A casa della storia, nella città avezzanese, quindi, si è tenuto oggi un dibattito costruttivo, che ha appoggiato a terra i primi ferri dei binari del domani. «Una riunione tesa a capire lo stato dell’arte della programmazione attuale, anche per comprendere come procedere ed evitare che i soldi arrivino in ritardo e che vengano spesi in ritardo – ha affermato, a seguito dell’evento operativo, il presidente del Consiglio regionale dell’Abruzzo, Giuseppe Di Pangrazio, timoniere e organizzatore della ricognizione odierna –  questo palazzo, inoltre, si presta benissimo ai fini di questo tipo di lavori operativi. Io sono convinto – ha detto – che entro il 2017, partiranno i primi cantieri vivi e vitali per il territorio marsicano».

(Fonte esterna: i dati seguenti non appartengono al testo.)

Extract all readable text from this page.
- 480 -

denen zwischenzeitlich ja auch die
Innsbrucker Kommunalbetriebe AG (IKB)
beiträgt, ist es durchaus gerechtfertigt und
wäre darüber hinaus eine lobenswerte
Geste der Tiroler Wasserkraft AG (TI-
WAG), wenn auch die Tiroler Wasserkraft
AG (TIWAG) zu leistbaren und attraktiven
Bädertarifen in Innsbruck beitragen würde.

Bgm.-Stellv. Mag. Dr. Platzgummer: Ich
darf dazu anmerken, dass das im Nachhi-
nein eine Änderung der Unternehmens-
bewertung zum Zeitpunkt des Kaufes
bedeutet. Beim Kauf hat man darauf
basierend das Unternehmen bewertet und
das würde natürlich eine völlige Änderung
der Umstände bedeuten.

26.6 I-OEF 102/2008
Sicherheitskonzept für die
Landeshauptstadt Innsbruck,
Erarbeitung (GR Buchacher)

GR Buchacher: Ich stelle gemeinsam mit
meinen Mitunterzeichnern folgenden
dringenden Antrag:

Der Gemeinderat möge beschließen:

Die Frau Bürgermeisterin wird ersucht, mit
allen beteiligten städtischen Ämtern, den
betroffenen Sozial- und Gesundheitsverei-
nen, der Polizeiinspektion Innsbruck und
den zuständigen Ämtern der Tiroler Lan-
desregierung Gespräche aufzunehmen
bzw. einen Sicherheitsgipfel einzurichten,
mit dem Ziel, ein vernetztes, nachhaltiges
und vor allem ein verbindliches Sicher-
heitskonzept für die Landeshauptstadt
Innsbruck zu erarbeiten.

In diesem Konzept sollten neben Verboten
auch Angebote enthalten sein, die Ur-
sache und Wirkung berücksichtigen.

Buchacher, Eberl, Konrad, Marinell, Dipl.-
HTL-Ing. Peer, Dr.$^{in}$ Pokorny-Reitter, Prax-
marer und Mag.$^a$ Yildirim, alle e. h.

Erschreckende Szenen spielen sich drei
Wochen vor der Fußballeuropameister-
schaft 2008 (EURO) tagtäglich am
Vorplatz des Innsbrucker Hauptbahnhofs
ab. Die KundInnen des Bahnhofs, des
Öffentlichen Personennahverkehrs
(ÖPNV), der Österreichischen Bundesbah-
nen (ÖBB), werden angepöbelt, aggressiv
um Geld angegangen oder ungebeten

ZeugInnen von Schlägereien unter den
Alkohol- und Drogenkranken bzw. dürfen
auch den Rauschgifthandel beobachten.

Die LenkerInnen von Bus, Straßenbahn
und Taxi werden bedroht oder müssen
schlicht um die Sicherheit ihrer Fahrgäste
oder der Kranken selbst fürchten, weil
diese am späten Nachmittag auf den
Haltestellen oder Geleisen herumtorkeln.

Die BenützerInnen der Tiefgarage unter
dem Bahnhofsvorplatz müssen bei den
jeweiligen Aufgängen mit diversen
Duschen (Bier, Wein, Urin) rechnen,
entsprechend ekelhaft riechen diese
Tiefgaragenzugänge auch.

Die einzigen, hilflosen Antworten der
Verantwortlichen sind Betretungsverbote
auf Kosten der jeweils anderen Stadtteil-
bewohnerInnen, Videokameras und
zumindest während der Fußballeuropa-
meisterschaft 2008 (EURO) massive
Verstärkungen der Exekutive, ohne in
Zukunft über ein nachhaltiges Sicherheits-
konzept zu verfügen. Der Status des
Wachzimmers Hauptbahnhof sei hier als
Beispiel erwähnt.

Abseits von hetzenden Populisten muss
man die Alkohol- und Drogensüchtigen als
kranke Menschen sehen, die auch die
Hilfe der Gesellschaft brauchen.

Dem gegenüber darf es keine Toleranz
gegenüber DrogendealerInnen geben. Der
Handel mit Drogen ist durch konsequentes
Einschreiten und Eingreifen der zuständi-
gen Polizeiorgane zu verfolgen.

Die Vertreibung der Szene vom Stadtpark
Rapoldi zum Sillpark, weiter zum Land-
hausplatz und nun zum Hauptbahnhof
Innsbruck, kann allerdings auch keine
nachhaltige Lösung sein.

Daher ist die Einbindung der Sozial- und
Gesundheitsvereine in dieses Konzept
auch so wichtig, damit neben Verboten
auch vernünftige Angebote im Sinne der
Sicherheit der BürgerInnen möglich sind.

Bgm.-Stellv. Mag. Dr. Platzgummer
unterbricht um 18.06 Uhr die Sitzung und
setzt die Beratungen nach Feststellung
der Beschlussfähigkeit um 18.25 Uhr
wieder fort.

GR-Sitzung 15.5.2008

«Di estremo interesse, in merito al Masterplan Abruzzo – ha aggiunto – è tutta la questione relativa alla depurazione da rifare e da implementare, anche perché qui vi sono delle altre economie che vi gravitano attorno. Il sistema dell’Ente Regionale per il Servizio Idrico Integrato, L’Ersi, invece, è destinatario di 2 milioni e mezzo di euro di investimenti che saranno decantati nella Marsica. Tutte le attività del Masterplan partiranno nell’anno 2017, dopo l’approvazione dei progetti definitivi e la gara d’appalto per l’inizio dei lavori», conclude il presidente. Prossimo appuntamento con il destino costruendo della zona marsicana, ci sarà fra cinque o sei giorni. A breve, cioè, i Comuni coinvolti riceveranno un’altra circolare ancora più esplicativa sulla questione per poter procedere ancora più celermente di prima.